Les pauvres, je les tiendrai, tous, par les génitoires. "

" Je double mon salaire à titre de pourboire.
Et si vous pas contents, alors venez-y-voir. "

" Je réforme la fac que j'offre aux entreprises
Qui font des OGM pour éviter la crise
Qui fait crever de faim les pauvres de la Terre.
C'est un beau programme pour des universitaires. "

" Je réforme l'impôt, surtout celui des riches
Auxquels je redonne tout l'argent et l'artiche
Qui leur ferait défaut pour m'offrir des vacances
Sur leur bateau de luxe jusqu'à l'outrecuidance. "
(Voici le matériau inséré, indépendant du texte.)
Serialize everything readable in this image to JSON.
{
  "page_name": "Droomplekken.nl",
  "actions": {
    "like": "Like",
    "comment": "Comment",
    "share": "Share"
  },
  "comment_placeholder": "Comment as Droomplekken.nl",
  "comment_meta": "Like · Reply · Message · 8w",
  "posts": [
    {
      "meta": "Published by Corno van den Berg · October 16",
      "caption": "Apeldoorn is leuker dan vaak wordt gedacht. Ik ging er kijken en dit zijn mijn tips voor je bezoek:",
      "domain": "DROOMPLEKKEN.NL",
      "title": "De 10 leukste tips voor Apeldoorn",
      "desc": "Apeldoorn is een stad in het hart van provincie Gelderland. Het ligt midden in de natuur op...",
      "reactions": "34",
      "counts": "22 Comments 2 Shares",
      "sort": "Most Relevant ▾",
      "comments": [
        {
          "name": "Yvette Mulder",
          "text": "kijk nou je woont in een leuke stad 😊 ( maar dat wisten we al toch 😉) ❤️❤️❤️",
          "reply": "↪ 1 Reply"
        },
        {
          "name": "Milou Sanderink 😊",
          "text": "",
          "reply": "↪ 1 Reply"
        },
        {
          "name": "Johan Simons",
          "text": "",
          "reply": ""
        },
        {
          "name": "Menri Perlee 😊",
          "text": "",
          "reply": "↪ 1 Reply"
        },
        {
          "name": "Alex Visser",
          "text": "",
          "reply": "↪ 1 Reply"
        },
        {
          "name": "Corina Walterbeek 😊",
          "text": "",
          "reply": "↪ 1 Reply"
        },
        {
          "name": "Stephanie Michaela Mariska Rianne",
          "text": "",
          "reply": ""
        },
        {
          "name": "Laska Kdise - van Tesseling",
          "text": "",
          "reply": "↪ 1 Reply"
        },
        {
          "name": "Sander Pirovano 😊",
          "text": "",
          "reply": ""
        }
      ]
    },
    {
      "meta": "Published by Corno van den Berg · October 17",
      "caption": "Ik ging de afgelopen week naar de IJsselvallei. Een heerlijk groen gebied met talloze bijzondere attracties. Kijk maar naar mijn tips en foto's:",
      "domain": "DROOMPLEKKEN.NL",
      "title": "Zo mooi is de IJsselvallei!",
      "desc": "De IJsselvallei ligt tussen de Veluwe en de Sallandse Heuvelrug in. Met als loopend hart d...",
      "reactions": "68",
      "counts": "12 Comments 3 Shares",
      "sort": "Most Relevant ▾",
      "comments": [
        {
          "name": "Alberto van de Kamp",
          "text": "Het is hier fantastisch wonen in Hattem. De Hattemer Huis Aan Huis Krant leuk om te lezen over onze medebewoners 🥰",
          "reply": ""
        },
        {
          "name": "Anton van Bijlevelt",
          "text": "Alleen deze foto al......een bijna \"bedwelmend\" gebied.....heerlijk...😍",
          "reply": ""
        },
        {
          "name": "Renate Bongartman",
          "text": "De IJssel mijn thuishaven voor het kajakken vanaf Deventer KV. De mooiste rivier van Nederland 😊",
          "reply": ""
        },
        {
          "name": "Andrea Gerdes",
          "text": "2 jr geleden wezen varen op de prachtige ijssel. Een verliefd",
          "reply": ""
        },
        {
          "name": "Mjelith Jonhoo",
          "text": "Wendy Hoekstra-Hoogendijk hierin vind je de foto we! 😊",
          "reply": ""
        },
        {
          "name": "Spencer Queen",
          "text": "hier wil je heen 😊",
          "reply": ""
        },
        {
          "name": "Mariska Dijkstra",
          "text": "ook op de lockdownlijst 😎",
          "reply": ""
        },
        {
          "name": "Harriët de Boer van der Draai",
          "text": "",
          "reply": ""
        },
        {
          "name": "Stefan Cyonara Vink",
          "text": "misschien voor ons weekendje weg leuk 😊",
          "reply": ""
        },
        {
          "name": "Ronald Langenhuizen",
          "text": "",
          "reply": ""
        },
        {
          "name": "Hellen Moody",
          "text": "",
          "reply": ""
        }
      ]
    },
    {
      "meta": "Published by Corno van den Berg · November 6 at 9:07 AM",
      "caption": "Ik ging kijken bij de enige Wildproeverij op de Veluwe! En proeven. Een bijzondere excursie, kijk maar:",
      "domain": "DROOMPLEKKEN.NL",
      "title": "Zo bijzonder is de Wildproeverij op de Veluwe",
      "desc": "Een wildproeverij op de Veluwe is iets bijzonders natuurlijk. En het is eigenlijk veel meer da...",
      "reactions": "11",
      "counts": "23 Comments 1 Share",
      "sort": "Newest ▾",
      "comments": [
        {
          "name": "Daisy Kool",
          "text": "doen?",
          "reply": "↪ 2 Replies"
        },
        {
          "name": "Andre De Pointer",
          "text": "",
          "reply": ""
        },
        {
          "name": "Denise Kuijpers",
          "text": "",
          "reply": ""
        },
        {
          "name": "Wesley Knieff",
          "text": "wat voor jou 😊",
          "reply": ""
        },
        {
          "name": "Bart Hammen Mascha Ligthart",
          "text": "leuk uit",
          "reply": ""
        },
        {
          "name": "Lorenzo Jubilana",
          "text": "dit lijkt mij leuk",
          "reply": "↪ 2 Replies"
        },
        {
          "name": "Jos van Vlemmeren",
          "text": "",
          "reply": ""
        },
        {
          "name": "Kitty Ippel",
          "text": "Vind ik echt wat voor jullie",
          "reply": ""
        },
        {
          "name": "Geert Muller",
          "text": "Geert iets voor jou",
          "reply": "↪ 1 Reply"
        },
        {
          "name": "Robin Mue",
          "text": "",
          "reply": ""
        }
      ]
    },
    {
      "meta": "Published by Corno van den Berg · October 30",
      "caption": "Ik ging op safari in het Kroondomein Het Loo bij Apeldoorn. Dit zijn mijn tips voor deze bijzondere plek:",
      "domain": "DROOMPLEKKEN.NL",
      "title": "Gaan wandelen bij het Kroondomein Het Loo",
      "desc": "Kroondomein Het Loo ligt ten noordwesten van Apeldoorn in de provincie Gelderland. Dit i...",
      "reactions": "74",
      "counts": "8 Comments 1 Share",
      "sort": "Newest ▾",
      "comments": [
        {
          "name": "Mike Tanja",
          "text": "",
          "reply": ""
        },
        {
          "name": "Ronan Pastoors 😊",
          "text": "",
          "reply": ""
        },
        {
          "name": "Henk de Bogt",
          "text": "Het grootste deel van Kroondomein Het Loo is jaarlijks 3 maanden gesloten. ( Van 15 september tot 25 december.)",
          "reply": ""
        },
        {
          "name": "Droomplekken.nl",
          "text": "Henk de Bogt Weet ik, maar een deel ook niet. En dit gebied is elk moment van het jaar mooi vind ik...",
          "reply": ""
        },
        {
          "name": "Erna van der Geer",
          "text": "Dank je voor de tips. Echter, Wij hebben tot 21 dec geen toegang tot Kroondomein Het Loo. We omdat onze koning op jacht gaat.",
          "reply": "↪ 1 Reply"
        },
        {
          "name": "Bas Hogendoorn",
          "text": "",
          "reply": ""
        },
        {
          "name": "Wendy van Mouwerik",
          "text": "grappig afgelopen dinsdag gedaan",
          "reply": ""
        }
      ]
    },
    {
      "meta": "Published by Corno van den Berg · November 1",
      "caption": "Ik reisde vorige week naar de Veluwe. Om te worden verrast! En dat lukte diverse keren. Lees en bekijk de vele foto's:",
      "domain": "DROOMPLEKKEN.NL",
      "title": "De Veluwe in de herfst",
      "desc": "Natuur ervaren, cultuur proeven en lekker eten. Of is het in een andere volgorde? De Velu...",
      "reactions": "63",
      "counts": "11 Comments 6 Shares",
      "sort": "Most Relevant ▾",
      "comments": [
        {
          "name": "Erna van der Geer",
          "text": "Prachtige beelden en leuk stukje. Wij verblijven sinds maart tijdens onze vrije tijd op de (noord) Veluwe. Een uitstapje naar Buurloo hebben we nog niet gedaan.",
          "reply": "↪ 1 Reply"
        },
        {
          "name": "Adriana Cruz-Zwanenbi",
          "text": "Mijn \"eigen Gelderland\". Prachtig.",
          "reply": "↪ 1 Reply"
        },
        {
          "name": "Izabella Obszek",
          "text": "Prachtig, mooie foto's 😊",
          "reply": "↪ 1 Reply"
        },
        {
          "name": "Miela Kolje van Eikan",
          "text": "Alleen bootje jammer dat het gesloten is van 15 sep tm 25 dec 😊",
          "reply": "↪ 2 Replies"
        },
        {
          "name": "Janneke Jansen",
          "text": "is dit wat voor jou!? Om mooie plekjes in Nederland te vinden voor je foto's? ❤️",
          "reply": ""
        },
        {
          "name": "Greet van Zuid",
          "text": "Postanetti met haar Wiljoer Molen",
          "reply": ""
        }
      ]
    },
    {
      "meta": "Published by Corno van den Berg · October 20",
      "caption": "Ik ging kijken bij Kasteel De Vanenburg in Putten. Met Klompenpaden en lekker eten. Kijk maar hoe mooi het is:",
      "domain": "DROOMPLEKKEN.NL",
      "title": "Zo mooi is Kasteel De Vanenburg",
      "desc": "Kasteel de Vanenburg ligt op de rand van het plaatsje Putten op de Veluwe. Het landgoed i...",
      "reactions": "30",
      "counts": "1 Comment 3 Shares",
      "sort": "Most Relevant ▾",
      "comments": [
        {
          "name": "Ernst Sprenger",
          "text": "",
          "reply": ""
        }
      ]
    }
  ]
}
" Je réforme l'école et refonds les programmes.
Les agneaux sauront tous écrire phanérogame
Ou bêler, comme avant, au passé antérieur.
S'il faut, j'inventerai le présent postérieur. "

" Puisqu'il faut, c'est vital, puisqu'il faut que je dure
Pour assurer la casse au pays des Pâtures,
Il vaut mieux que les bêtes restent des imbéciles,
C'est bien le plus pratique pour qu'elles restent dociles. "


17 avril 2008 / «® / ©»



* Virus est l'actuel président des Pâtures.
** Pécora est la compagne officielle sur les sacs à provision de Virus.